Interferon-beta interrupts interleukin-6-dependent signaling events in myeloma cells.

Type I interferons (IFNs-alpha and IFN-beta) bind to a common receptor to exert strong antiproliferative activity on a broad range of cell types, including interleukin-6 (IL-6)-dependent myeloma cells. In this study, we investigated the effect of IFN-beta pretreatment on IL-6-stimulated mitogenic signaling in the human myeloma cell line U266. IL-6 induced transient tyrosine phosphorylation of the IL-6-receptor signal-transducing subunit gp130, the gp130-associated protein tyrosine kinases Jak1,Jak2, and Tyk2, the phosphotyrosine phosphatase PTP1D/Syp, the adaptor protein Shc and the mitogen-activated protein kinase Erk2, and accumulation of GTP-bound p21ras.
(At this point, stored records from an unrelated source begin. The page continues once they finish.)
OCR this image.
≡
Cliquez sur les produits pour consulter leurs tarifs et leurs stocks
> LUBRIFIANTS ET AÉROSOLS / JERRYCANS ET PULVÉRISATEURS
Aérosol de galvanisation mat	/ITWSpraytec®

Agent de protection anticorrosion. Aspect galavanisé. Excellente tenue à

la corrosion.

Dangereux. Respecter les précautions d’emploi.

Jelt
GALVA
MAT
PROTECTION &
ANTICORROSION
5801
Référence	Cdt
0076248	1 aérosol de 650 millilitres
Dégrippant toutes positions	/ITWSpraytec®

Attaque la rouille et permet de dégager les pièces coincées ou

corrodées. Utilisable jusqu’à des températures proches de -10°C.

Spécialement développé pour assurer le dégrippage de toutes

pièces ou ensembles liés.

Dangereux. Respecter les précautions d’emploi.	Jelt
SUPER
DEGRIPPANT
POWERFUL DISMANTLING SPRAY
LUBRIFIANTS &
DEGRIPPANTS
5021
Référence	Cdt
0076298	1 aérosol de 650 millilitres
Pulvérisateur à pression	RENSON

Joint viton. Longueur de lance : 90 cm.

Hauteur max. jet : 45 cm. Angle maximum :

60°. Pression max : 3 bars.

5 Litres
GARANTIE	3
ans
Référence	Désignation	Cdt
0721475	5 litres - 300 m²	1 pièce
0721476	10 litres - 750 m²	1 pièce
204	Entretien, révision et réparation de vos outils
Prior treatment of U266 cells with IFN-beta downregulated IL-6- induced tyrosine phosphorylation of gp130, Jak2, PTP1D/Syp, Shc, and Erk2, and GTP-loading of p21ras. Further analysis indicated that treatment with IFN-beta disrupted IL-6- induced binding of PTP1D/Syp to gp130 and the adaptor protein Grb2; IFN-beta pretreatment also interfered with IL-6- induced interaction of Shc with Grb2 and a 145-kD tyrosine-phosphorylated protein. These results suggest a novel mechanism whereby type I IFNs interrupt IL-6- promoted mitogenesis of myeloma cells in part by preventing the formation of essential signaling complexes leading to p21ras activation.[1]